Rocheport Missouri – March, 2019.
While many view the spring flooding along the Katy Trail as a detractor, our family used it as an educational opportunity. The trail is spectacular in all seasons and conditions, but a high river occurs only so often, and it is rare for many to get such a close view of the Missouri River as it hurls trees downstream as if they were twigs.
Daddy why are there so many whirlys?
Jack, 5-years-old and curious about the world was in complete awe of what he was seeing. The trail just east of the Rocheport Trailhead runs feet away from the river. As the water rises, the fast moving river becomes more aggressive and sends loads of swirling whirlpools off the main channel.

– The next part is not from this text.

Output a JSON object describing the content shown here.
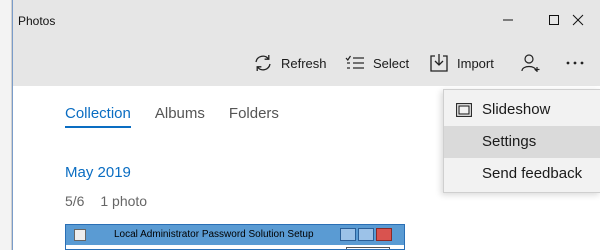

Would those whirls suck you to the bottom?
Why does God make floods?
What if a squirrel was trapped on that tree floating down the river?
How much I love these moments. To the first question, yes, the whirls would likely suck you to the bottom. This river is mighty and can be terrifying even at normal levels. A valuable lesson and great question from a kiddo who has never feared any body of water.
The river is meant to flood, to answering the second question. It is a part of what makes the earth so special. Yes, floods can be scary, I lived in St. Charles during ’93, but that is part of what peaks our interest. Perhaps all of us desire to be in awe of something greater and more powerful than ourselves.
This is how it always goes. My-5-year old has a few simple questions that rabbit hole me into a deep reflection. Just as I dive too far in the weeds, he suggests a squirrel riding on a tree down the river. Yes son, that would be hilarious (assuming the little guy found his way off). Life pondering can continue at a later date.
Exploring on the Katy Trail
After some deep reflection and laughs we proceeded down the trail to uncover a “dinosaur cave”. This cave of sorts was actually a section of the bluff that lined the side of the trail. The bluff curved underneath itself and was walled off. It provided ample opportunity to explore and postulate how or why the cave came to be. While still uncertain of its existence, I accepted Jack’s theory that it in fact once held a dinosaur, and that it was super cool.
We continued riding toward the Missouri River Bridge which spans the river and the trail and made a loop back to the trailhead. Here we were able to ride west towards the famous Rocheport Tunnel as we hoped to get a glimpse of the flood waters covering the trail on the other side.
Too late! The trail had been closed to traffic. The river had climbed to around 27 feet on Sunday and the forecast called for water to continue rising.
As the weekend approaches, why not carve out some time to enjoy the trail in Rocheport, Missouri? It truly is a fantastic time to visit and observe one of natures most powerful spectacles.
If you bring the kiddos to the trail do keep a close eye as the power of the “whirlys” is definitely real.